Lucky's Lady, by Tami Hoag used to be one of my favourite romance novels years ago. I hadn't reread it in some time, though.

As wild and mysterious as the Louisiana swamp he called home, Lucky Doucet was a dangerously attractive Cajun no woman could handle. His solitary life left no room for the likes of elegant Serena Sheridan, but Lucky couldn't deny her desperate need to find her missing grandfather. He would help her, but nothing
more--yet once he felt the lure of the flaxen-haired beauty, an adventurer like Lucky couldn't help playing with fire.

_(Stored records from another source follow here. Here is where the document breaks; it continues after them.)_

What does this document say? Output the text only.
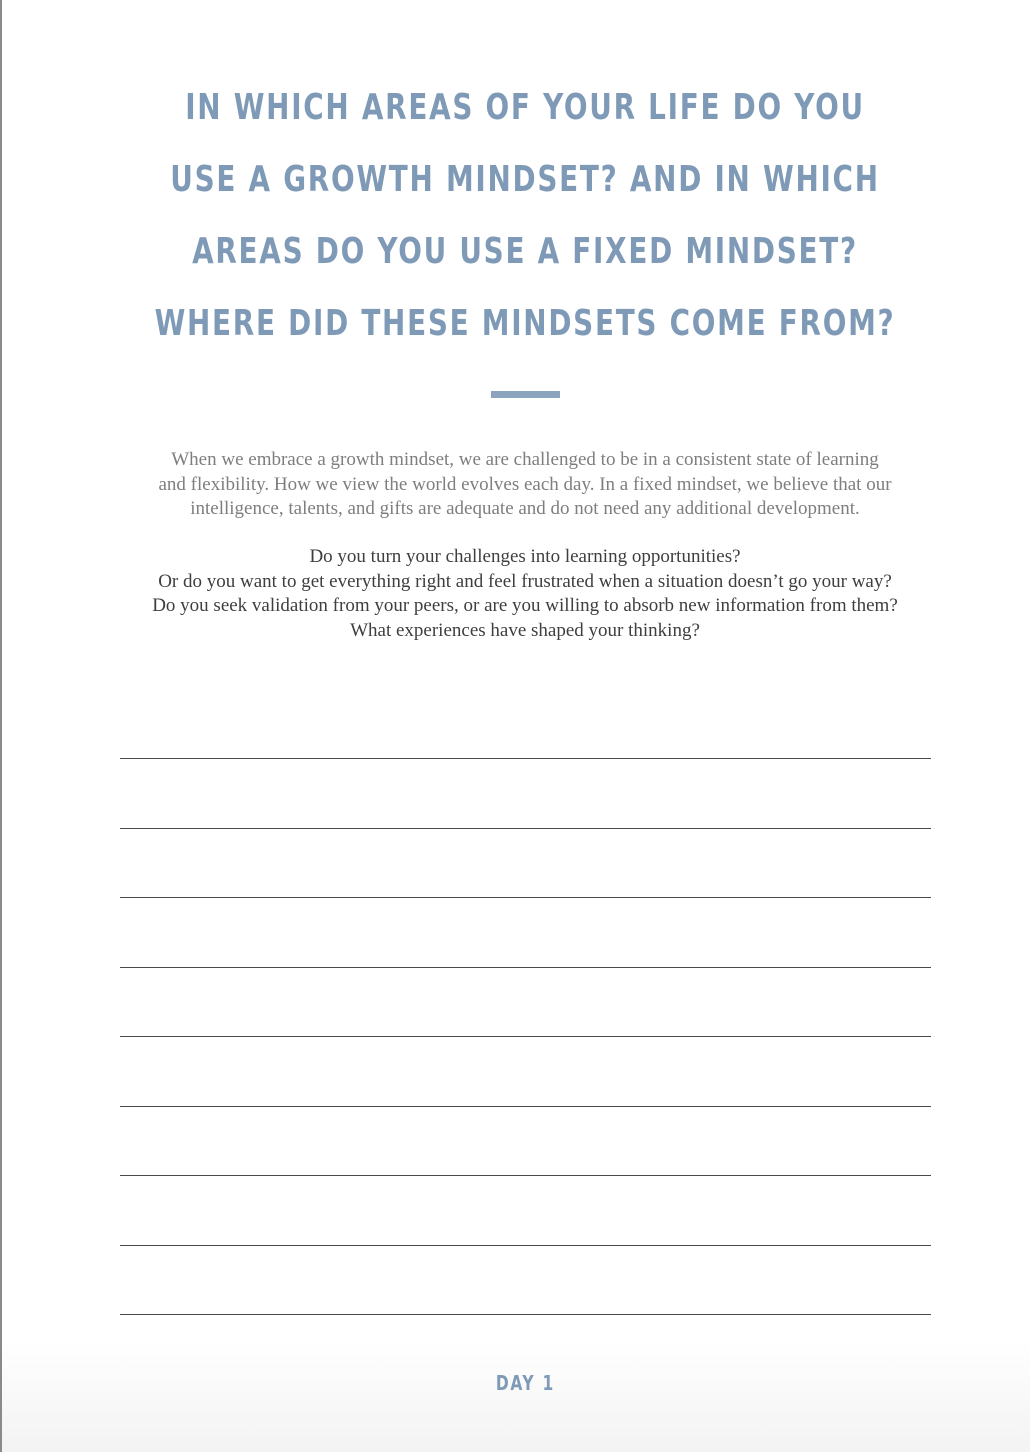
IN WHICH AREAS OF YOUR LIFE DO YOU
USE A GROWTH MINDSET? AND IN WHICH
AREAS DO YOU USE A FIXED MINDSET?
WHERE DID THESE MINDSETS COME FROM?

When we embrace a growth mindset, we are challenged to be in a consistent state of learning
and flexibility. How we view the world evolves each day. In a fixed mindset, we believe that our
intelligence, talents, and gifts are adequate and do not need any additional development.

Do you turn your challenges into learning opportunities?
Or do you want to get everything right and feel frustrated when a situation doesn’t go your way?
Do you seek validation from your peers, or are you willing to absorb new information from them?
What experiences have shaped your thinking?

DAY 1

Serena felt unnerved, aroused, and excited by the ruggedly sensual renegade whose gaze burned her with its heat, but she did not dare tangle with a rebel whose intensity was overwhelming, who claimed his heart was off limits? Deeper and deeper they traveled into the steamy bayou, until with one electrifying kiss her resistance melted into liquid desire. And the devilish rogue found he'd do anything to make Serena Lucky's Lady.
Unfortunately, while it was good, it was nowhere near as wonderful as I remembered it. My grade now would be a B.

On the plus column: the hero, the romance and the ambience.

Lucky was yummy, a bad boy who had actually wanted to be a scientist before a tragedy in his past made him drop everything and join the military. He was also one tortured guy who didn't make everyone around him miserable because of it. He did irritate me at first with his immediate assumption that Serena was the same as her bitch of a sister, Shelby, but he was willing to keep his eyes open and accept he had been wrong.

He and Serena had some explosive chemistry together, and I thought the romance was nicely developed, with each of them attracted to the other in spite of themselves, and unable to resist. The love scenes were beyond steamy, and of the kind which are definitely not gratuitous and actually serve to show us more about the characters and their development.

The ambience of the swamp was really well done, too. Hoag succeeded in showing the beauty of it as well as the danger, and while I don't think I'd like to visit in real life, I enjoyed doing so in the book.

And now for the negatives. Serena was one of them. I wasn't too crazy about her, basically because she was a bit too willing to be manipulated by her relatives. I mean, it's fine to want your sister to love you, but she allowed her wishful thinking ("She's my sister, I'm sure she isn't that bad and that she actually does love me") to ignore facts. After what Shelby had done to her leaving her for days in the swamp, and the way she made fun of Serena's phobia about it, a smart person would have at least been a bit more careful about trusting her. I also didn't like Serena's grandfather's manipulations and the way she gave in to them.

And this brings me to my biggest problem with the book: the suspense subplot and the villains. Much too over-the-top, especially Shelby. She was eeeevil, tremendously immoral and selfish and stupid with it. I also thought the thingie about the chemical company was too unrealistic. It simply didn't ring true to me that a mere employee would be so fanatical about what amounted to buying a site for a new plant.

All in all, an entertaining read, but one which didn't completely satisfy.